Yaz aylarının sıcağını geride bıraktığımız bu sonbahar günlerinde barış ve özgürlük mücadelesi veren kadınların gündemleri yakıcılığını koruyor. Dergimizin bir önceki sayısını yayınladığımız Haziran ayından bugüne Türkiye gündeminde önemli gelişmeler yaşandı ve yaşanmaya da devam ediyor: Barış süreci, kalekollar, Suriye sınırına inşa edilen duvarlar… Gezi eylemleri sonrası park forumları, Gezi eylemlerine katılanlara açılan davalar, “kızlı erkekli” işlenen “suçlar”, dava tehditleri, can kayıpları… demokrasi paketi, kadın istihdamı paketi…

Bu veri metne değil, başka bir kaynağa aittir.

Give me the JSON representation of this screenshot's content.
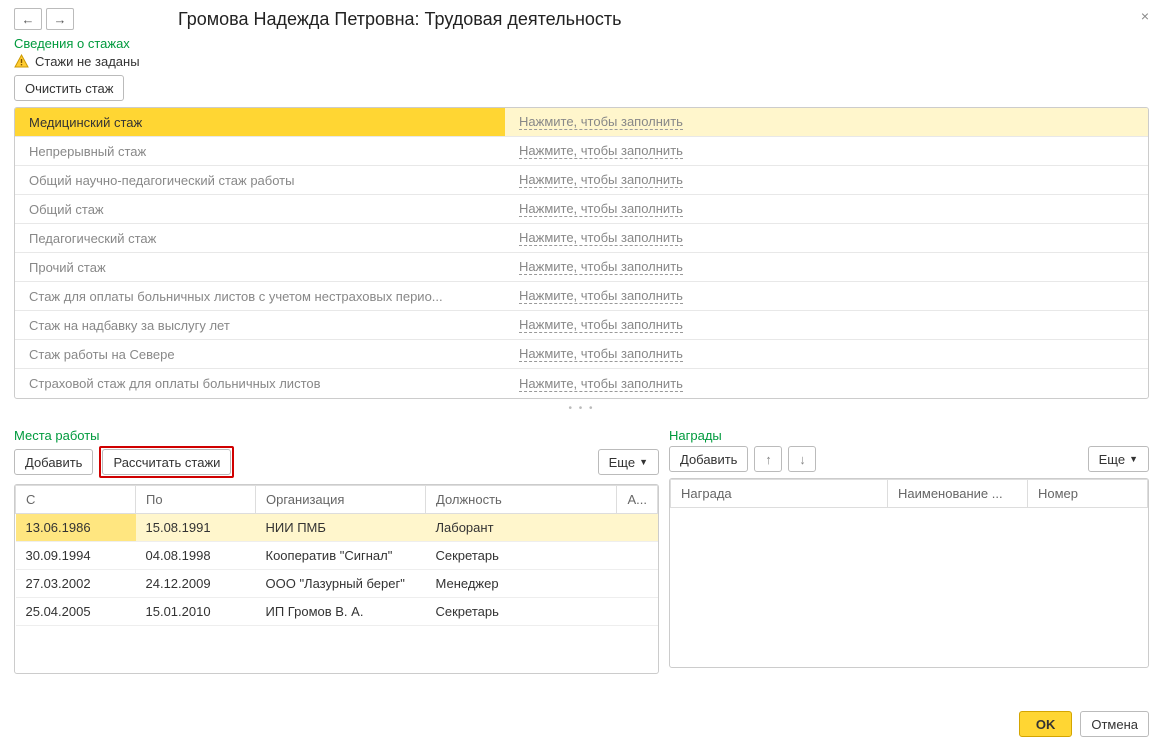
{
  "title": "Громова Надежда Петровна: Трудовая деятельность",
  "nav": {
    "back": "←",
    "forward": "→"
  },
  "close": "×",
  "sections": {
    "staj_label": "Сведения о стажах",
    "staj_warning": "Стажи не заданы",
    "clear_btn": "Очистить стаж",
    "fill_link": "Нажмите, чтобы заполнить",
    "types": [
      "Медицинский стаж",
      "Непрерывный стаж",
      "Общий научно-педагогический стаж работы",
      "Общий стаж",
      "Педагогический стаж",
      "Прочий стаж",
      "Стаж для оплаты больничных листов с учетом нестраховых перио...",
      "Стаж на надбавку за выслугу лет",
      "Стаж работы на Севере",
      "Страховой стаж для оплаты больничных листов"
    ]
  },
  "workplaces": {
    "label": "Места работы",
    "add_btn": "Добавить",
    "calc_btn": "Рассчитать стажи",
    "more_btn": "Еще",
    "columns": {
      "from": "С",
      "to": "По",
      "org": "Организация",
      "pos": "Должность",
      "last": "А..."
    },
    "rows": [
      {
        "from": "13.06.1986",
        "to": "15.08.1991",
        "org": "НИИ ПМБ",
        "pos": "Лаборант"
      },
      {
        "from": "30.09.1994",
        "to": "04.08.1998",
        "org": "Кооператив \"Сигнал\"",
        "pos": "Секретарь"
      },
      {
        "from": "27.03.2002",
        "to": "24.12.2009",
        "org": "ООО \"Лазурный берег\"",
        "pos": "Менеджер"
      },
      {
        "from": "25.04.2005",
        "to": "15.01.2010",
        "org": "ИП Громов В. А.",
        "pos": "Секретарь"
      }
    ]
  },
  "awards": {
    "label": "Награды",
    "add_btn": "Добавить",
    "more_btn": "Еще",
    "columns": {
      "award": "Награда",
      "name": "Наименование ...",
      "num": "Номер"
    }
  },
  "footer": {
    "ok": "OK",
    "cancel": "Отмена"
  }
}
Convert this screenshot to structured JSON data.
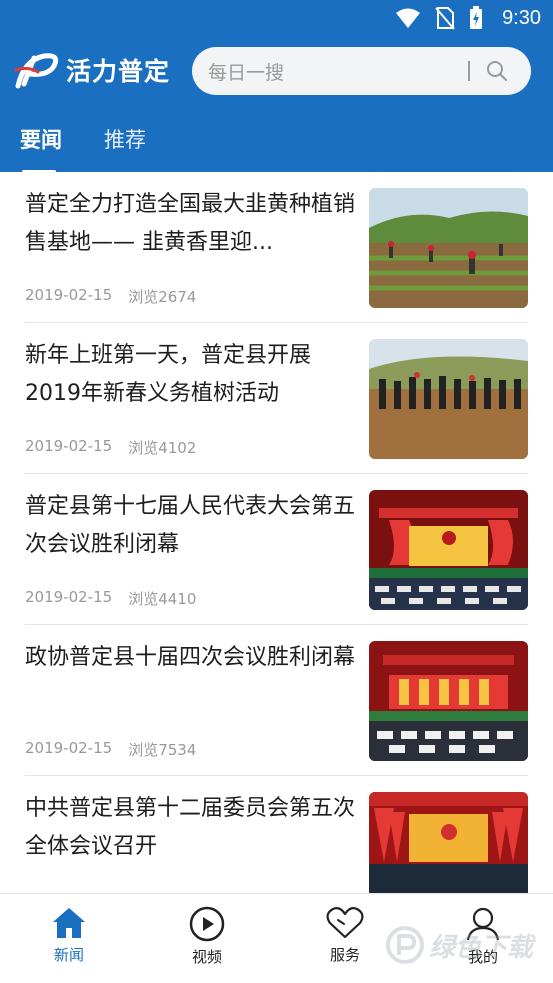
{
  "status_bar": {
    "time": "9:30"
  },
  "header": {
    "brand_name": "活力普定"
  },
  "search": {
    "placeholder": "每日一搜"
  },
  "tabs": [
    {
      "label": "要闻",
      "active": true
    },
    {
      "label": "推荐",
      "active": false
    }
  ],
  "news": [
    {
      "title": "普定全力打造全国最大韭黄种植销售基地—— 韭黄香里迎...",
      "date": "2019-02-15",
      "views": "浏览2674",
      "thumb": "farm-field"
    },
    {
      "title": "新年上班第一天，普定县开展2019年新春义务植树活动",
      "date": "2019-02-15",
      "views": "浏览4102",
      "thumb": "tree-planting"
    },
    {
      "title": "普定县第十七届人民代表大会第五次会议胜利闭幕",
      "date": "2019-02-15",
      "views": "浏览4410",
      "thumb": "conference-hall"
    },
    {
      "title": "政协普定县十届四次会议胜利闭幕",
      "date": "2019-02-15",
      "views": "浏览7534",
      "thumb": "conference-hall"
    },
    {
      "title": "中共普定县第十二届委员会第五次全体会议召开",
      "date": "",
      "views": "",
      "thumb": "conference-flags"
    }
  ],
  "bottom_nav": [
    {
      "label": "新闻",
      "icon": "home-icon",
      "active": true
    },
    {
      "label": "视频",
      "icon": "play-icon",
      "active": false
    },
    {
      "label": "服务",
      "icon": "heart-icon",
      "active": false
    },
    {
      "label": "我的",
      "icon": "user-icon",
      "active": false
    }
  ],
  "watermark": {
    "text": "绿色下载"
  },
  "colors": {
    "primary": "#1b6fc0",
    "text": "#1e1e1e",
    "meta": "#999999"
  }
}
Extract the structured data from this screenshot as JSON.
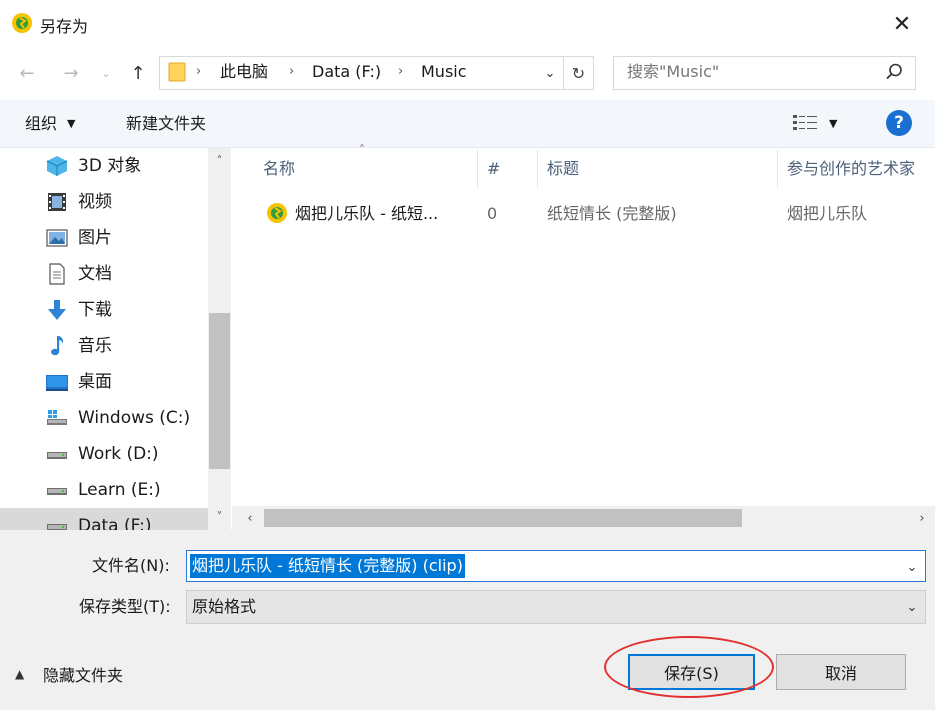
{
  "window": {
    "title": "另存为",
    "close_glyph": "✕"
  },
  "nav": {
    "back_glyph": "←",
    "forward_glyph": "→",
    "recent_glyph": "⌄",
    "up_glyph": "↑",
    "breadcrumbs": [
      "此电脑",
      "Data (F:)",
      "Music"
    ],
    "separator": "›",
    "dropdown_glyph": "⌄",
    "refresh_glyph": "↻"
  },
  "search": {
    "placeholder": "搜索\"Music\""
  },
  "toolbar": {
    "organize_label": "组织",
    "organize_caret": "▼",
    "new_folder_label": "新建文件夹",
    "view_caret": "▼",
    "help_glyph": "?"
  },
  "sidebar": {
    "items": [
      {
        "label": "3D 对象",
        "icon": "3d-objects-icon"
      },
      {
        "label": "视频",
        "icon": "video-icon"
      },
      {
        "label": "图片",
        "icon": "pictures-icon"
      },
      {
        "label": "文档",
        "icon": "documents-icon"
      },
      {
        "label": "下载",
        "icon": "downloads-icon"
      },
      {
        "label": "音乐",
        "icon": "music-icon"
      },
      {
        "label": "桌面",
        "icon": "desktop-icon"
      },
      {
        "label": "Windows (C:)",
        "icon": "system-drive-icon"
      },
      {
        "label": "Work (D:)",
        "icon": "drive-icon"
      },
      {
        "label": "Learn (E:)",
        "icon": "drive-icon"
      },
      {
        "label": "Data (F:)",
        "icon": "drive-icon"
      }
    ],
    "scroll_up": "˄",
    "scroll_down": "˅"
  },
  "file_list": {
    "columns": [
      "名称",
      "#",
      "标题",
      "参与创作的艺术家"
    ],
    "sort_caret": "˄",
    "rows": [
      {
        "name": "烟把儿乐队 - 纸短...",
        "number": "0",
        "title": "纸短情长 (完整版)",
        "artist": "烟把儿乐队"
      }
    ],
    "scroll_left": "‹",
    "scroll_right": "›"
  },
  "form": {
    "filename_label": "文件名(N):",
    "filename_value": "烟把儿乐队 - 纸短情长 (完整版) (clip)",
    "filetype_label": "保存类型(T):",
    "filetype_value": "原始格式",
    "dropdown_glyph": "⌄"
  },
  "footer": {
    "hide_folders_caret": "▲",
    "hide_folders_label": "隐藏文件夹",
    "save_label": "保存(S)",
    "cancel_label": "取消"
  },
  "colors": {
    "accent": "#0078d7",
    "annotation": "#e0302f",
    "help": "#1a6fd1"
  }
}
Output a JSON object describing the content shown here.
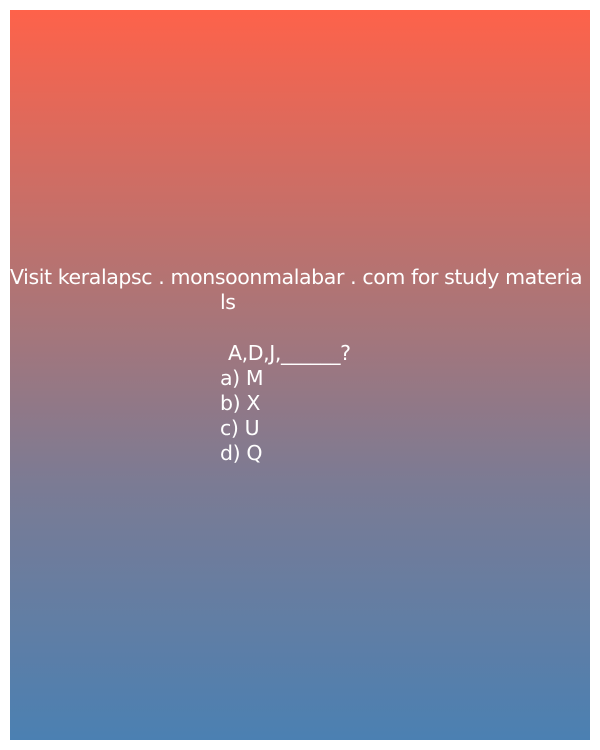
{
  "promo": {
    "line1": "Visit keralapsc . monsoonmalabar . com for study materia",
    "line2": "ls"
  },
  "question": {
    "text": "A,D,J,______?",
    "options": [
      "a) M",
      "b) X",
      "c) U",
      "d) Q"
    ]
  },
  "colors": {
    "gradient_top": "#fe624a",
    "gradient_bottom": "#4b80b2",
    "text": "#ffffff"
  }
}
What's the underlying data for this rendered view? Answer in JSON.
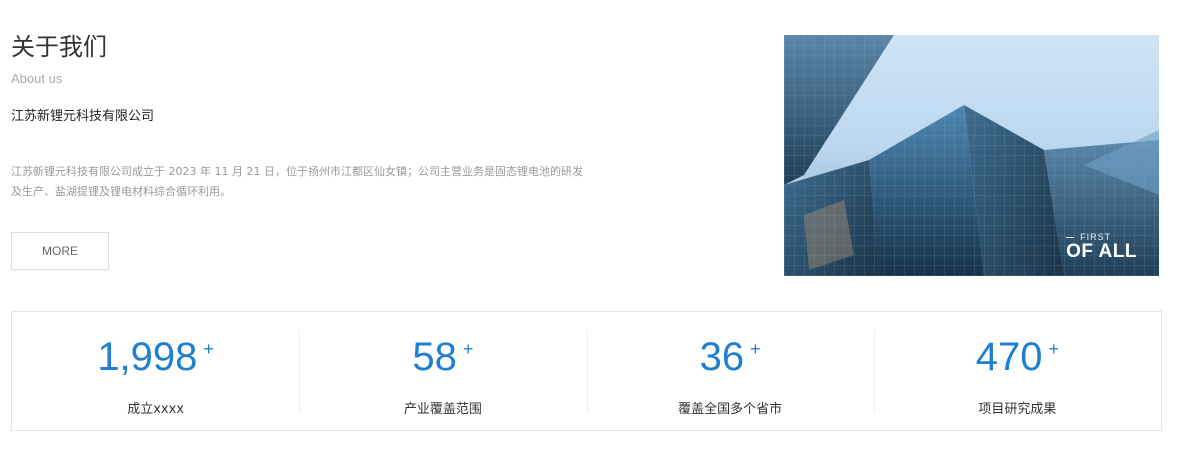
{
  "about": {
    "title": "关于我们",
    "subtitle": "About us",
    "company": "江苏新锂元科技有限公司",
    "description": "江苏新锂元科技有限公司成立于 2023 年 11 月 21 日，位于扬州市江都区仙女镇；公司主营业务是固态锂电池的研发及生产、盐湖提锂及锂电材料综合循环利用。",
    "more_label": "MORE"
  },
  "hero": {
    "first": "FIRST",
    "ofall": "OF ALL"
  },
  "stats": [
    {
      "value": "1,998",
      "plus": "+",
      "label": "成立xxxx"
    },
    {
      "value": "58",
      "plus": "+",
      "label": "产业覆盖范围"
    },
    {
      "value": "36",
      "plus": "+",
      "label": "覆盖全国多个省市"
    },
    {
      "value": "470",
      "plus": "+",
      "label": "项目研究成果"
    }
  ],
  "colors": {
    "accent": "#1f7fd1"
  },
  "icons": {
    "hero_image": "skyscrapers-image"
  }
}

Nükhet Sirman bu yazıda Medeni Yıldırım'ın öldürülmesinden sonra, Barış İçin Kadın Girişimi'nin bir üyesi olarak ziyaret ettiği Lice'deki gözlemlerini paylaşıyor. Silahların sustuğu, çatışmanın durulduğu bir zamanda bile şiddetin bitmediğini kalekollar ve bölgedeki halkın, özellikle de kadınların gündelik yaşamı üzerinden anlatıyor. Sirman, Lice deneyimi aracılığıyla şiddetin gündelik hâlini, sıradanlığını ve yaşamın her alanına nasıl yayıldığını resmediyor. Kalekolun etrafında şekillenen hayatlara tanık olmadan bölge halkının bu yapılara tepkisini anlamanın mümkün olmadığına işaret ediyor.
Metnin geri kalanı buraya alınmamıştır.